Stacy has served on City Council for eight years. He is running again because he wants to see the completion of projects for the city. He believes in unity and community spirt, which was something he wanted to foster in his community after retiring from the military.
He wants to expand the Career Readiness program — a summer program to help youth gain workforce experience. Stacy wants to provide the same service for college students who are home for the summer. He is also proud of RiceFest. He called it the biggest festival in the county.
“There’s a strong spirit of unity of everyone working together with whoever gets elected. I believe that whatever you’re called to be, you’re going to do it before you get elected. I worked for the community before I was elected, and I will continue to work whether I get elected or not,” Stacy said.
He described himself as a caring, giving person who loves working with kids.
Tommy Williams, 67, is a lifelong resident of Riceboro. He is married, has two children and is retired from Interstate Paper after 42½ years of service. He graduated from Liberty County High School and studied marketing and management after high school but didn’t complete the program. Williams went back to school and studied air-conditioning and heating repair. He served in Vietnam and, after the military, came back to Riceboro. Williams also serves as the assistant bishop at Kingdom Church of Christ Holiness Unto The Lord in McIntosh County.
Williams has been a City Council member for 32 years.
“For this term, I would like for us to build upon what we’ve done over the past years. I believe in hearing the citizens’ concerns and their needs,” he said. “I don’t look at it as political. I look at is as doing something for the people.”
If re-elected, Williams said he will continue to help the city avoid having to levy a property tax.
Williams described himself as God-fearing, peaceful and kind to others.
John Young, 55, is a lifelong resident of Riceboro. He has been married for 34 years and has two sons.
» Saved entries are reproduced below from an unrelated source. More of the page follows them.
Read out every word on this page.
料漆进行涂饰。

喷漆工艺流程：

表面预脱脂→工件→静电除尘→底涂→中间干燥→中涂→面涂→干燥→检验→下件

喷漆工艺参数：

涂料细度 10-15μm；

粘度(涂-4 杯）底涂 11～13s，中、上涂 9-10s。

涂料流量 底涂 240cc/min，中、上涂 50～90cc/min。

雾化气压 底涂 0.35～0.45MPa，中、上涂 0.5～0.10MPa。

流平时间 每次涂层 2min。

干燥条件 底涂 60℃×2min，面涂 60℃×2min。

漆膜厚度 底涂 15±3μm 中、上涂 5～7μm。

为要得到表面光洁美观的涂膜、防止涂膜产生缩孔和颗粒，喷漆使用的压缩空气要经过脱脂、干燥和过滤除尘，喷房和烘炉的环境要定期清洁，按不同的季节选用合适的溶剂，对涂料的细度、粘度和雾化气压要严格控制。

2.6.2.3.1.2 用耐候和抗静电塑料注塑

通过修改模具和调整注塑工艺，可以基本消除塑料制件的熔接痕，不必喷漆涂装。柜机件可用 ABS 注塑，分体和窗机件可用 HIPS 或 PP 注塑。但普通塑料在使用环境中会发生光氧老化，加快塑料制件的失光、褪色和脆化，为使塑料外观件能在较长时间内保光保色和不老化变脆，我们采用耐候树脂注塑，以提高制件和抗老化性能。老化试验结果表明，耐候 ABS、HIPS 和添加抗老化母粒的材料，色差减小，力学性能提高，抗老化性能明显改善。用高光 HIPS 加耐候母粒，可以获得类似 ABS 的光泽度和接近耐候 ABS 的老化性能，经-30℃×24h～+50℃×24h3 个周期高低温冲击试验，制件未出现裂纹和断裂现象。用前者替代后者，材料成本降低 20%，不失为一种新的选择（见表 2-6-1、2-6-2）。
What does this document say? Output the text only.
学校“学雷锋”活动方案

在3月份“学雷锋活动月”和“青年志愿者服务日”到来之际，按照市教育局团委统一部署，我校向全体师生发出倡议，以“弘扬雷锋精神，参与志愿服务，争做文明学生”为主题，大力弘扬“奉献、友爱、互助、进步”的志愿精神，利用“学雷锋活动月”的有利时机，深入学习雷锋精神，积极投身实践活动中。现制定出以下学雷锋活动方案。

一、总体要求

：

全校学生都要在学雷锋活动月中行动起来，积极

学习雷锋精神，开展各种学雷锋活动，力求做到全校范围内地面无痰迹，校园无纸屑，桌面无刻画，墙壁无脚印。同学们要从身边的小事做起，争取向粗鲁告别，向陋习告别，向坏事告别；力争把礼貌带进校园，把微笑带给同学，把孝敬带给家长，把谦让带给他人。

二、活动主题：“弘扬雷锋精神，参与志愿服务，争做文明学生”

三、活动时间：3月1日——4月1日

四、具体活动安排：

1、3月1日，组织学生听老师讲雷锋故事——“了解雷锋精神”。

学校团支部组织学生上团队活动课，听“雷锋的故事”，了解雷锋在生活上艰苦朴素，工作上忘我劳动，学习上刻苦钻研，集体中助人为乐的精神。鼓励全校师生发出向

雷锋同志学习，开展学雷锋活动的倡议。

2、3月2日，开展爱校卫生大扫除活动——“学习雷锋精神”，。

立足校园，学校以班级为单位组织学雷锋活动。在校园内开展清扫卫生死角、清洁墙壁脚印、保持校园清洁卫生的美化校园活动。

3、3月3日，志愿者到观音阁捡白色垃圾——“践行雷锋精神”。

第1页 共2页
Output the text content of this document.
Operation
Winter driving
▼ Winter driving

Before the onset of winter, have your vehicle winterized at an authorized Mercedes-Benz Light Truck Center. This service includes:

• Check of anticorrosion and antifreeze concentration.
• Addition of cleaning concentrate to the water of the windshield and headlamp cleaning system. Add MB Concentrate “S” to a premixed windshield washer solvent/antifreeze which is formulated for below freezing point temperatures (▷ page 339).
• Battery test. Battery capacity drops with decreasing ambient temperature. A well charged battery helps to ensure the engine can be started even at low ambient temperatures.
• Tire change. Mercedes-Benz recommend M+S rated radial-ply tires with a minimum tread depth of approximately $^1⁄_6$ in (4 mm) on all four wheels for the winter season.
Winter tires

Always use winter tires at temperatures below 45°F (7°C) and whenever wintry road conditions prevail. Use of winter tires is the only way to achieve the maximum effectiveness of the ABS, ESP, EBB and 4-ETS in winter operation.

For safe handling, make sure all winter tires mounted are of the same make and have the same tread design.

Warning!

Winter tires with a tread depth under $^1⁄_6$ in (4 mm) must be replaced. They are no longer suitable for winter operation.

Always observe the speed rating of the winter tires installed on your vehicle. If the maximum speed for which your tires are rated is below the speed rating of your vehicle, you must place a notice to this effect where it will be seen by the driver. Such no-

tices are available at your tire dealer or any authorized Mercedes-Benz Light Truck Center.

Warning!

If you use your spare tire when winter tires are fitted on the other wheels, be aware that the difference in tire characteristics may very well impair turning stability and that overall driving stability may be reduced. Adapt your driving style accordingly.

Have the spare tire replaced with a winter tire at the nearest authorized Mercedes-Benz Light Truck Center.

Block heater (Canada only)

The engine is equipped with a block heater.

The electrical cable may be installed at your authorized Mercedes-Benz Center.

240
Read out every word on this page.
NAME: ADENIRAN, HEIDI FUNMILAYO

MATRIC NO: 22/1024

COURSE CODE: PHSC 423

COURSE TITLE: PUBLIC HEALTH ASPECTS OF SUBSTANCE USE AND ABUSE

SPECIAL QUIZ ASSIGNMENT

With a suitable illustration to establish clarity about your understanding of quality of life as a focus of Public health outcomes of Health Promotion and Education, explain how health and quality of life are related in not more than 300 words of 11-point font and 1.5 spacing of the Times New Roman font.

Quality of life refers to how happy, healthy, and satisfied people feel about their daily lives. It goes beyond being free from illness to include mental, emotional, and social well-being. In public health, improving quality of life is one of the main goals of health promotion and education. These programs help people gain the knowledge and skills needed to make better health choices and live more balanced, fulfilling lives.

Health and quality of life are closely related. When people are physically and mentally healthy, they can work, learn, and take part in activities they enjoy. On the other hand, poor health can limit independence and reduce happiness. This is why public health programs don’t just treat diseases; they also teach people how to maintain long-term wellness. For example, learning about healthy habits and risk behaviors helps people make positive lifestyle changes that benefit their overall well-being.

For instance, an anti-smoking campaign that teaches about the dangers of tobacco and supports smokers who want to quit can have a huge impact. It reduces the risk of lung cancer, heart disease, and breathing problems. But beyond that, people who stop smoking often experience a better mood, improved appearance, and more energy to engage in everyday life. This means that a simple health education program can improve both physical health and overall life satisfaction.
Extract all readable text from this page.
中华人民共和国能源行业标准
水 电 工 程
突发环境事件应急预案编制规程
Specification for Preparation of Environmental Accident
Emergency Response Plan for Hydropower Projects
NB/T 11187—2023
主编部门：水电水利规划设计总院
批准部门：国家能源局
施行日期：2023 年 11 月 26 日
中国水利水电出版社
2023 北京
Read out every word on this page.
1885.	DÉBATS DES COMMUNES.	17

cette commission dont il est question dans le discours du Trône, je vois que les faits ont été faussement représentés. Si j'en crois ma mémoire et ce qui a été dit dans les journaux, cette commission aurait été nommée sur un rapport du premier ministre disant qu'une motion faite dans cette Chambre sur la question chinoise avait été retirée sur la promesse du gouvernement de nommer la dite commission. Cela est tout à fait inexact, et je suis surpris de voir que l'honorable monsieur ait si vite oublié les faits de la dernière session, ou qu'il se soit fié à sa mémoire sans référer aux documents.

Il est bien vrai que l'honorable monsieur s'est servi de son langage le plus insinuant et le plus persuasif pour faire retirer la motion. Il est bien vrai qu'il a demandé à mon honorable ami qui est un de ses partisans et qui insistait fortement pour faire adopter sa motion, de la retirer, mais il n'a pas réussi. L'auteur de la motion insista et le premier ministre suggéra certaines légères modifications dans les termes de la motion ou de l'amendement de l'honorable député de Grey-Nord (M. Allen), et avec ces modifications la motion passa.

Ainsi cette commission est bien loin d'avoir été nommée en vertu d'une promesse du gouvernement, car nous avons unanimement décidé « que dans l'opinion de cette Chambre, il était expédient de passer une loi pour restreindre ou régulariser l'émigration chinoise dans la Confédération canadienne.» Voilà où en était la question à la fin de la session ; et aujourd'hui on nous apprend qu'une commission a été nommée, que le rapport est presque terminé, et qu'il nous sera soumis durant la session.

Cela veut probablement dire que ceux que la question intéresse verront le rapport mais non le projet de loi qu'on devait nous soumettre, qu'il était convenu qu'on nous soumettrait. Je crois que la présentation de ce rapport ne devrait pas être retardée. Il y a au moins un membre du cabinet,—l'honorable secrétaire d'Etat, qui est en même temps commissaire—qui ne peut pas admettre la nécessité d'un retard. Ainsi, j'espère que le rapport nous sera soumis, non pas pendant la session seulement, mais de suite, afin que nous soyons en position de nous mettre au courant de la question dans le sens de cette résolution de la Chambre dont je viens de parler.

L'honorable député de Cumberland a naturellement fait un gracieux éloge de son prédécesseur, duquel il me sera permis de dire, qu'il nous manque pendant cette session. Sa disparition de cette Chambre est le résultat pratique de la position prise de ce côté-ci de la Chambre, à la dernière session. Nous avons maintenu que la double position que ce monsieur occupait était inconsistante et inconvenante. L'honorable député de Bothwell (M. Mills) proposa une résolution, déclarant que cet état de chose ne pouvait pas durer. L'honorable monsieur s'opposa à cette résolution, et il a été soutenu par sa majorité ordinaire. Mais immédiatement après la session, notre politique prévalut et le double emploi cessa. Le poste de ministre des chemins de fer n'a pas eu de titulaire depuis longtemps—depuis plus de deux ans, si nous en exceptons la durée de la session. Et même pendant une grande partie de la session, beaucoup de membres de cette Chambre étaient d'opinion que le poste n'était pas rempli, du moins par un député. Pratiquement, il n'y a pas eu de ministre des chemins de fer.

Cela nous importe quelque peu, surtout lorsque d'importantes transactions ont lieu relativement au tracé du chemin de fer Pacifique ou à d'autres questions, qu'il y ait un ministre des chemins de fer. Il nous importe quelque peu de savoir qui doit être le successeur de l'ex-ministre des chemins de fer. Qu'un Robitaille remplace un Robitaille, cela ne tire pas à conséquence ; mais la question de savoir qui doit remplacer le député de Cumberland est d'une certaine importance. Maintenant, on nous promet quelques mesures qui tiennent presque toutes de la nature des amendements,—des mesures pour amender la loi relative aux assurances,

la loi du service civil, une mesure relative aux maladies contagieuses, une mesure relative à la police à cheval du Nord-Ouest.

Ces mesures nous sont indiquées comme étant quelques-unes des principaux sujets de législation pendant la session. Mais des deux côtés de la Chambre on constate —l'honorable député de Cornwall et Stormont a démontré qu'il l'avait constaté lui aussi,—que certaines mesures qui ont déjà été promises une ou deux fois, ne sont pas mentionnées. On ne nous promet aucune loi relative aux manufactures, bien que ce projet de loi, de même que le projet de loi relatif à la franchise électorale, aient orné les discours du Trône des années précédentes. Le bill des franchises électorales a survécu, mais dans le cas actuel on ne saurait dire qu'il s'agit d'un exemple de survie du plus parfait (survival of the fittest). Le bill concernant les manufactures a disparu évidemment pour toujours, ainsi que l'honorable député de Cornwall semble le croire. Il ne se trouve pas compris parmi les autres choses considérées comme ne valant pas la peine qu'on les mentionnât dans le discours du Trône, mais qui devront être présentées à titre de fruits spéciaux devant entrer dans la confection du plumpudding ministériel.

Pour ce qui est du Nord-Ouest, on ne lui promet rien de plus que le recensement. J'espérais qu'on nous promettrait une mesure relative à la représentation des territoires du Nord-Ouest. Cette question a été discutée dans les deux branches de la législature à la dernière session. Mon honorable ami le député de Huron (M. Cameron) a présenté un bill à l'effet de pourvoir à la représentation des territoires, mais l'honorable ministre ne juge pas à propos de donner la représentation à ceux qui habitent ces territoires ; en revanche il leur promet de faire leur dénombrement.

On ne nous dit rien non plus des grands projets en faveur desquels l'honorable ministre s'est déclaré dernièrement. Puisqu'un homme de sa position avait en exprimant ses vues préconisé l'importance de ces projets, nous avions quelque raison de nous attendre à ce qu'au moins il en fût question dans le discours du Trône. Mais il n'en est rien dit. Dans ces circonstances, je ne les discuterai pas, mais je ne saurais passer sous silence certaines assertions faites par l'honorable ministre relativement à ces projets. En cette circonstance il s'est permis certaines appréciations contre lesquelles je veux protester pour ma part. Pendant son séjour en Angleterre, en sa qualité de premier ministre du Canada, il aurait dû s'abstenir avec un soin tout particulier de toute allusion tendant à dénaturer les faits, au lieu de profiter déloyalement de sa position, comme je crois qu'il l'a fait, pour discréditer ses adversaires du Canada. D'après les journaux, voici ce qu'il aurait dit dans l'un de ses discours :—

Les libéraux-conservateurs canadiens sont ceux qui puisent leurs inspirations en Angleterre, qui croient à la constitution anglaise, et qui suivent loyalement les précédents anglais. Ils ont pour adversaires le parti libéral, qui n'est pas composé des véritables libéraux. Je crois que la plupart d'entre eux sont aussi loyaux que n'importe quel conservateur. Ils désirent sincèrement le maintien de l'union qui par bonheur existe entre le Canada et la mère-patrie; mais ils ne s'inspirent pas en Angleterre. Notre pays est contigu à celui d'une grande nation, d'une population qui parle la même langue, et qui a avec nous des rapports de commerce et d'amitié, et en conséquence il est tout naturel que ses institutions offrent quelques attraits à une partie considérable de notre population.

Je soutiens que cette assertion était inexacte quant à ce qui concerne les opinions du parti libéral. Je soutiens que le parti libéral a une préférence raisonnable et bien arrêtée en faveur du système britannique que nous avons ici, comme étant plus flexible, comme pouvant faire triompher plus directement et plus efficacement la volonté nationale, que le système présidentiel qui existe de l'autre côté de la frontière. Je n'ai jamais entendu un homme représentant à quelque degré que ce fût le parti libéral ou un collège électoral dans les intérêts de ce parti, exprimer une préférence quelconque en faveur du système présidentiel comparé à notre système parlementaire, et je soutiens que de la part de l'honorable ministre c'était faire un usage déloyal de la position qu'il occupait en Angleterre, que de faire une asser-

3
Young graduated from Bradwell Institute and has been an employee of Interstate Paper for 18 years. He is also a deacon at New Church in Christ in Unity in Riceboro.
“I’m running again for City Council to protect the citizens of Riceboro. We came in 2008 and we worked hard from 2008 until now. We got the city looking good, and the city is doing good. I think I’m a good candidate and that I’m doing a good job,” Young said.
Young mentioned that the Riceboro Fire Department needs more volunteers but that the city will keep moving forward. He said he believes in doing the right thing and that people are free to talk to him at any time.